Positano ne s'étale pas : elle grimpe. Depuis le pont du navire, le village semble suspendu à la falaise, cascade de maisons blanches, roses et safran dégringolant vers une plage de galets gris. Au centre brille la coupole de majolique jaune, verte et bleue de l'église Santa Maria Assunta, repère de tous les navigateurs de la côte amalfitaine. John Steinbeck, de passage en 1953, écrivait que l'endroit ne semblait pas tout à fait réel tant qu'on y était encore. L'escale permet de vérifier sur place.
Arriver par la mer, comme il se doit
Les navires mouillent au large et les chaloupes accostent au débarcadère de la Spiaggia Grande, la plage principale. C'est la meilleure des arrivées : le bourg entier se déploie face à la mer pendant la traversée. À terre, tout se fait à pied, en acceptant une règle simple : ici, chaque déplacement implique des marches. Chaussures confortables exigées, mais les efforts se comptent en minutes et les récompenses en panoramas.
Santa Maria Assunta et sa Vierge noire
À deux pas du rivage, l'église Santa Maria Assunta abrite une icône byzantine de la Vierge noire, à laquelle la légende locale attribue la fondation même du village : le tableau, transporté par bateau, aurait exigé d'être débarqué ici. Sous la coupole de faïence, l'intérieur néoclassique surprend par sa clarté. En ressortant, levez les yeux : le campanile et les bougainvilliers composent la scène la plus photographiée du littoral amalfitain.

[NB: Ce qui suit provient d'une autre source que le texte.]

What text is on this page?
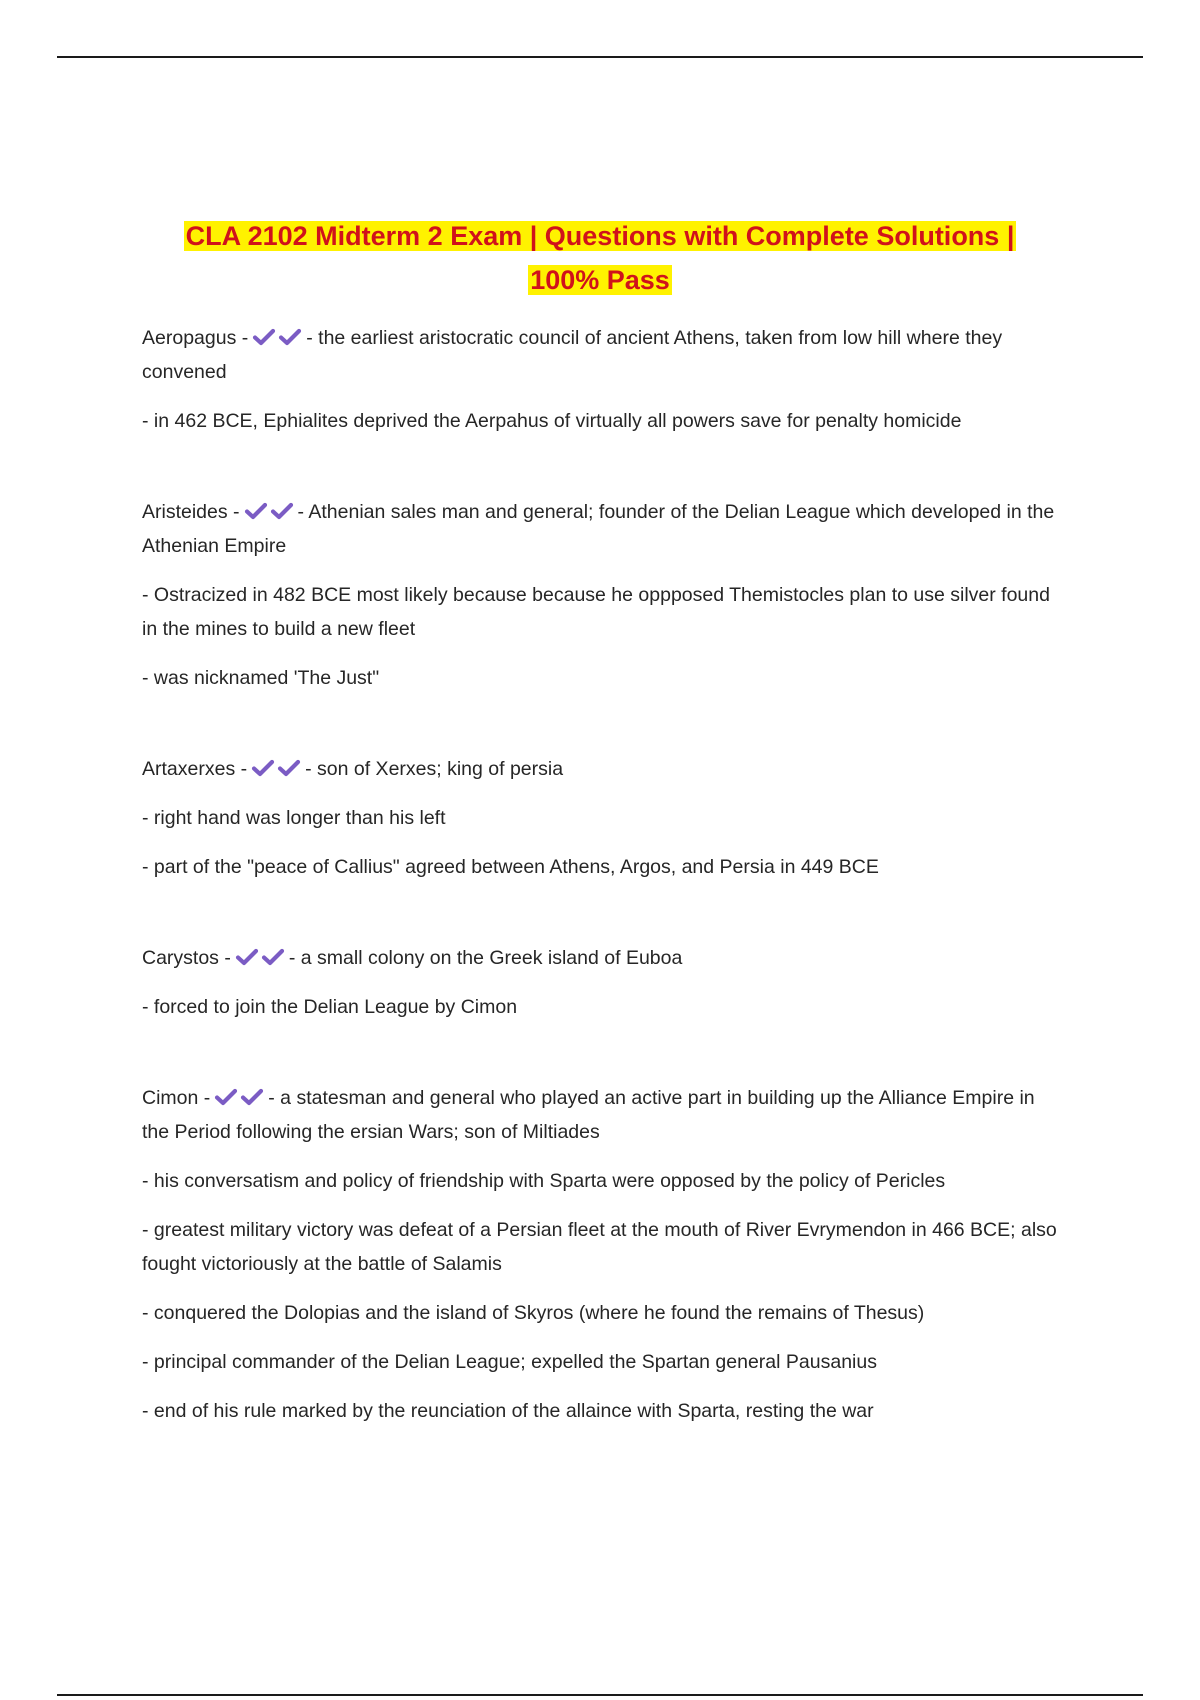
CLA 2102 Midterm 2 Exam | Questions with Complete Solutions |
100% Pass

Aeropagus -	- the earliest aristocratic council of ancient Athens, taken from low hill where they convened

- in 462 BCE, Ephialites deprived the Aerpahus of virtually all powers save for penalty homicide

Aristeides -	- Athenian sales man and general; founder of the Delian League which developed in the Athenian Empire

- Ostracized in 482 BCE most likely because because he oppposed Themistocles plan to use silver found in the mines to build a new fleet

- was nicknamed 'The Just"

Artaxerxes -	- son of Xerxes; king of persia

- right hand was longer than his left

- part of the "peace of Callius" agreed between Athens, Argos, and Persia in 449 BCE

Carystos -	- a small colony on the Greek island of Euboa

- forced to join the Delian League by Cimon

Cimon -	- a statesman and general who played an active part in building up the Alliance Empire in the Period following the ersian Wars; son of Miltiades

- his conversatism and policy of friendship with Sparta were opposed by the policy of Pericles

- greatest military victory was defeat of a Persian fleet at the mouth of River Evrymendon in 466 BCE; also fought victoriously at the battle of Salamis

- conquered the Dolopias and the island of Skyros (where he found the remains of Thesus)

- principal commander of the Delian League; expelled the Spartan general Pausanius

- end of his rule marked by the reunciation of the allaince with Sparta, resting the war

La via dei Mulini et les ateliers
La rue qui s'élève depuis le front de mer, la via dei Mulini, concentre ce qui fait la réputation artisanale de Positano : sandales de cuir cousues à la demande, robes de lin léger héritées de la moda Positano des années 1960, céramiques peintes et citrons en tout format, du limoncello aux savons. Les prix se négocient peu, mais le lèche-vitrine sous les treilles reste un plaisir gratuit.
Fornillo, la plage des habitués
Depuis le débarcadère, un sentier accroché à la falaise contourne la tour de guet et rejoint en une dizaine de minutes la plage de Fornillo, plus calme que sa grande voisine. Galets gris, eau profonde d'un bleu dense, quelques établissements de bain : c'est l'endroit où souffler entre deux montées d'escaliers, un citron pressé à la main. Le sentier lui-même vaut le déplacement : il ménage, entre deux bosquets, des vues cadrées sur les toits en cascade.
Une pause à table
Les terrasses face à la mer servent la cuisine simple de la côte : spaghettis aux palourdes, poisson du jour, tomates et mozzarella. Au dessert, cherchez la delizia al limone, dôme de génoise nappé de crème au citron, né sur cette côte et devenu son emblème sucré. Un espresso serré, et les escaliers paraissent soudain moins raides.
Prendre de la hauteur
Les ruelles hautes du village, vers la Chiesa Nuova, offrent des perspectives plongeantes sur la coupole et la baie, à quinze ou vingt minutes de montée. Les randonneurs aguerris entendront parler du Sentier des Dieux, qui court sur les crêtes, loin au-dessus des flots; l'itinéraire complet demande toutefois une demi-journée et une bonne organisation, à réserver aux escales longues ou aux excursions encadrées.
À rapporter dans ses bagages
- Une paire de sandales faites main, ajustées en boutique en quelques minutes
- Du limoncello artisanal ou des écorces de citron confites
- Une céramique peinte aux motifs d'agrumes, spécialité de la côte
Le retour vers le navire
Depuis la chaloupe qui s'éloigne, le village remonte lentement dans le cadre : d'abord le rivage, puis la coupole vernissée, enfin les dernières maisons accrochées sous la montagne. Steinbeck avait raison : c'est une fois reparti que Positano devient tout à fait réelle, et qu'elle commence à manquer.